On the last third line of stanza there its has an alliteration of w “what’s worse,” wanting to get the reader’s attention and to feel bad towards soul. So far, Marvell is trying to see where the reader’s heart goes, towards the soul? Or the body? Last but not least its stanza 4 meaning that it is the last stanza and the body was sure pissed out after everything soul criticize. “But physic yet could never reach. The maladies thou me dost teach.” In this opening line the use of “thou” plays a major part, it is like stab in the central of the soul’s heart. The body set the tone a bit higher it clearly got more aggressive and basically telling the soul that no medicine can treat the pain that the body feel. Now they are fighting over who have to dealt with more pain. Even though, emotional pain is nowhere close to physical pain the body have no emotion therefor for it, it is a lot of pain. “The pestilence of love does heat, or hatred’s hidden ulcer eat,” it is true that a pestilence of loves does heat because the body and soul are both are too weak to go through when the love fails them. “hatred,” here is an illness with no cure.
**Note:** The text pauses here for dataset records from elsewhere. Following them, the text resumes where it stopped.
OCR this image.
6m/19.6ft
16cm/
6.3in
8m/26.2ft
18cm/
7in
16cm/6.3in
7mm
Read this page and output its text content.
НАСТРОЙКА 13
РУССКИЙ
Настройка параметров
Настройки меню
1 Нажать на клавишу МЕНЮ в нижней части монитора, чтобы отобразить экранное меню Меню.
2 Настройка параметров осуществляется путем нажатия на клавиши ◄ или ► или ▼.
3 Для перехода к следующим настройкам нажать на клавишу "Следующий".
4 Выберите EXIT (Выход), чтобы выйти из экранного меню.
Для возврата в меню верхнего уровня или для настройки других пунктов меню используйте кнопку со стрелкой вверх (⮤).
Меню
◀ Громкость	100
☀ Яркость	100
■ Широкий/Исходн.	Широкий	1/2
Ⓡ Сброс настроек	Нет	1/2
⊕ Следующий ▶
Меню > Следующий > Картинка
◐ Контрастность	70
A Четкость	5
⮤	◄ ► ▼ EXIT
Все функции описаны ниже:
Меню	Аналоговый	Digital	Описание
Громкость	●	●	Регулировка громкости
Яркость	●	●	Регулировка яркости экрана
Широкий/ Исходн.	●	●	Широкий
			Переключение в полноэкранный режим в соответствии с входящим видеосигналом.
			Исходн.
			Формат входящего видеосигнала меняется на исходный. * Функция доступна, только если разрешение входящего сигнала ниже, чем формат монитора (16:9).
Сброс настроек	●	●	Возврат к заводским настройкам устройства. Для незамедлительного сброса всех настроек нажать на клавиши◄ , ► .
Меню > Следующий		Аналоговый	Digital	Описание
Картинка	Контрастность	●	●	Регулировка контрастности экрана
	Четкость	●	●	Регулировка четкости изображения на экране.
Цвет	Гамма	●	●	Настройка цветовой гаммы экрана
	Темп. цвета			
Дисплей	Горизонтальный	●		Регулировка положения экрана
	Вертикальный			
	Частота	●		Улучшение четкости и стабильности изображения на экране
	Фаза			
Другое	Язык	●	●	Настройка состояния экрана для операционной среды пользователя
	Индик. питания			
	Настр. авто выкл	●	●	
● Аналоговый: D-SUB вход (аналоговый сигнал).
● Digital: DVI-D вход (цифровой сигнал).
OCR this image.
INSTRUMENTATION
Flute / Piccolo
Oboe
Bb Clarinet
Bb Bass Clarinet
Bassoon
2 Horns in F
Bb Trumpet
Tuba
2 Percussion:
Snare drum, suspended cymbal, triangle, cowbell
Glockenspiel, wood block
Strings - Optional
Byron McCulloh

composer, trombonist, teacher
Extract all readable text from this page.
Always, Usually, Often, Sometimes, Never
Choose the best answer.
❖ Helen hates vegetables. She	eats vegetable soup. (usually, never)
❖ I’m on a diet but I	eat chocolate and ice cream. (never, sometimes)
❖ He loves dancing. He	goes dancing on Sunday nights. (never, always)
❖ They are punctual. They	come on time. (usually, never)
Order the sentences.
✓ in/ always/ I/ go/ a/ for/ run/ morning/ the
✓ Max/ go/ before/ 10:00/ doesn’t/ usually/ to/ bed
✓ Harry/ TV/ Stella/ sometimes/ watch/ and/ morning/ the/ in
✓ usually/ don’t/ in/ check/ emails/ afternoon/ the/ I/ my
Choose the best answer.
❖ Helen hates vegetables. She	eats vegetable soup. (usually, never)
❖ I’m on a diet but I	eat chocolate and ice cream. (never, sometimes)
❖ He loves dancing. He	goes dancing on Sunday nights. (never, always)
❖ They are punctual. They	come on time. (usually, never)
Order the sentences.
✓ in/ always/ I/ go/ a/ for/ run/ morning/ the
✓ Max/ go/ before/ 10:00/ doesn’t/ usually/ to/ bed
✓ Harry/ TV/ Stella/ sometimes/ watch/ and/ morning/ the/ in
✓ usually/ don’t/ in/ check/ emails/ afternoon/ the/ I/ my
It grows under your skin and eat your inside until you become completely ill.

There is another alliteration here “hatred’s hidden,” trying to focus on the hatred of the soul. The last two lines of the stanza; “So architects do square and hew. Green trees that in the forest grew,” there is a assonance, “Green,” and “tree,” showing that it is important because it is the body’s last argument. “So architects do square and hew. Green trees that in the forest grew.” Marvell use of metaphor for the last point for the body is interesting. Architects themselves slather trees and shaped them into sculptures and different kind of forms. The whole poem is made up of iambic “daDUM daDUM” since from the first line. “O who shall, from this dungeon, raise.” It also consists of 10 lines per stanza. Both the body and the soul have equivalent beef heading to stanza 4 but Marvell heart was toward the body because it gave extra 4 lines in the beginning and chose to end with it. Oh! Poor soul!  The setting of the poem can be describing in so many ways. When I read the poem, I imagine a table where the soul and body are human figures and sitting at each end, complaining problems. There is a lot of alliteration and assonance as I have shown above. The title of the poem is just a normal title it has a meaning to it. Again, the word choice, “Dialogue” is like a quarrel between the soul and the body and it represents the reader with the issues and makes the reader to pick a side even though Marvell himself was bias toward body. It doesn’t really matter because the human body is the best picture of the human soul.